Estrich-Unterbau bei geölten Massivdielen

Frage:

Eignen sich gipsgebundene schwimmende Trockenestrich-Konstruktionen für die Verklebung von geölten Massivdielen?


Domink Kison:

Insoweit möchte ich zunächst auf den gegenwärtig aktuellen Kommentar zur DIN 18 356 „Parkettarbeiten“ (3. Auflage 2011 Barth/Schmidt/Strehle) verweisen. Dort wird im Anhang 11 „Trockenunterböden“ die Herstellung parkettgeeigneter Trockenunterböden umfassend abgehandelt.

Die Kommentar-Autoren vertreten insoweit eine klare Auffassung, dass schwimmend verlegte Trockenestriche aus gipsgebundenen Trägerplatten sich nicht für die Aufnahme massiver Parkettfußböden eignen.

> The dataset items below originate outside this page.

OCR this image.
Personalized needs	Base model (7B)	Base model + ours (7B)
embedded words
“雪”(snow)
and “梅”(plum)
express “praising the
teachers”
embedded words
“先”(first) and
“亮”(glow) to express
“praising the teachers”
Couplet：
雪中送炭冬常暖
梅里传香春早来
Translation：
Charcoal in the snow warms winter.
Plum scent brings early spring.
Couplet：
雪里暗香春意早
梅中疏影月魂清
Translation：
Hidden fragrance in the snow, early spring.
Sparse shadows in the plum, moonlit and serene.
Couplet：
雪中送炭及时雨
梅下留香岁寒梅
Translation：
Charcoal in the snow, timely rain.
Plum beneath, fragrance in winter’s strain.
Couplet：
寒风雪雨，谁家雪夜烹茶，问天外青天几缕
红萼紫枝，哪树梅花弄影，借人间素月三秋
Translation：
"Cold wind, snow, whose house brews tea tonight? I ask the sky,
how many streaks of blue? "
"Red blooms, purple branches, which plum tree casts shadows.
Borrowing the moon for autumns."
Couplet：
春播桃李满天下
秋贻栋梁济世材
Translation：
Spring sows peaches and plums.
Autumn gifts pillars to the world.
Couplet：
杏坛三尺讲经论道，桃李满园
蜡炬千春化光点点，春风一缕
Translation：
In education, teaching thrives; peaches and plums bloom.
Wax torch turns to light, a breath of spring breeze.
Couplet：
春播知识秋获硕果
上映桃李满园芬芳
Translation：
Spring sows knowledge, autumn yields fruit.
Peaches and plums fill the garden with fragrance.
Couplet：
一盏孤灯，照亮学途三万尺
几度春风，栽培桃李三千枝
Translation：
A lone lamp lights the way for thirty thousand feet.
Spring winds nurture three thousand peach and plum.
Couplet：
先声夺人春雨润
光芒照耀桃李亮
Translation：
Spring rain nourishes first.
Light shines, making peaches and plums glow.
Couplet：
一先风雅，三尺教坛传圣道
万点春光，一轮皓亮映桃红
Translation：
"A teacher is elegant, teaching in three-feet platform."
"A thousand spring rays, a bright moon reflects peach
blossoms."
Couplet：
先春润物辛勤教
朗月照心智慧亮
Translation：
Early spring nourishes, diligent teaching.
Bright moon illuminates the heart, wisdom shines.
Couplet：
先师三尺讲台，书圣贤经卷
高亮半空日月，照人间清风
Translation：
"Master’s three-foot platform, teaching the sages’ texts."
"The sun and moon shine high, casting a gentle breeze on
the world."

Massive Parkettelemente unterliegen mehr als mehrschichtige Konstruktionen den Auswirkungen raumklimabedingter Holzfeuchte- und damit Dimensionsänderungen, die bei der für massive Parkettdielen erforderlichen Klebeverbindung unmittelbar auf die Trockenestrichplatten übertragen werden. Insbesondere Trockenestrichplatten mit einer Schichtdicke von 20-25 mm verfügen nur über eine begrenzte Widerstandsfähigkeit gegen aufkommende Schubkräfte und reagieren auch innerhalb der normal erwartbaren Schwankungsbreite der Holzfeuchteänderungen mit bi-Metalleffekt-ähnlichen Verformungen.

Selbst bei der Herstellung von schwimmend verlegten Trockenestrichen und der Verwendung von Holzwerkstoffplatten wird auf eine größtmögliche Stabilität und Aussteifung verwiesen. Grundsätzlich ist es bei der Herstellung schwimmender Trockenestrichkonstruktionen, gleich welche Art von Druckverteilerplatten eingesetzt und zur Verwendung vorgesehen wird, zwingend notwendig, diese auf die Art des zur Verlegung vorgesehenen Parketts abzustimmen – und nicht umgekehrt. Dementsprechend ist dies eine wichtige Voraussetzung für die Planung.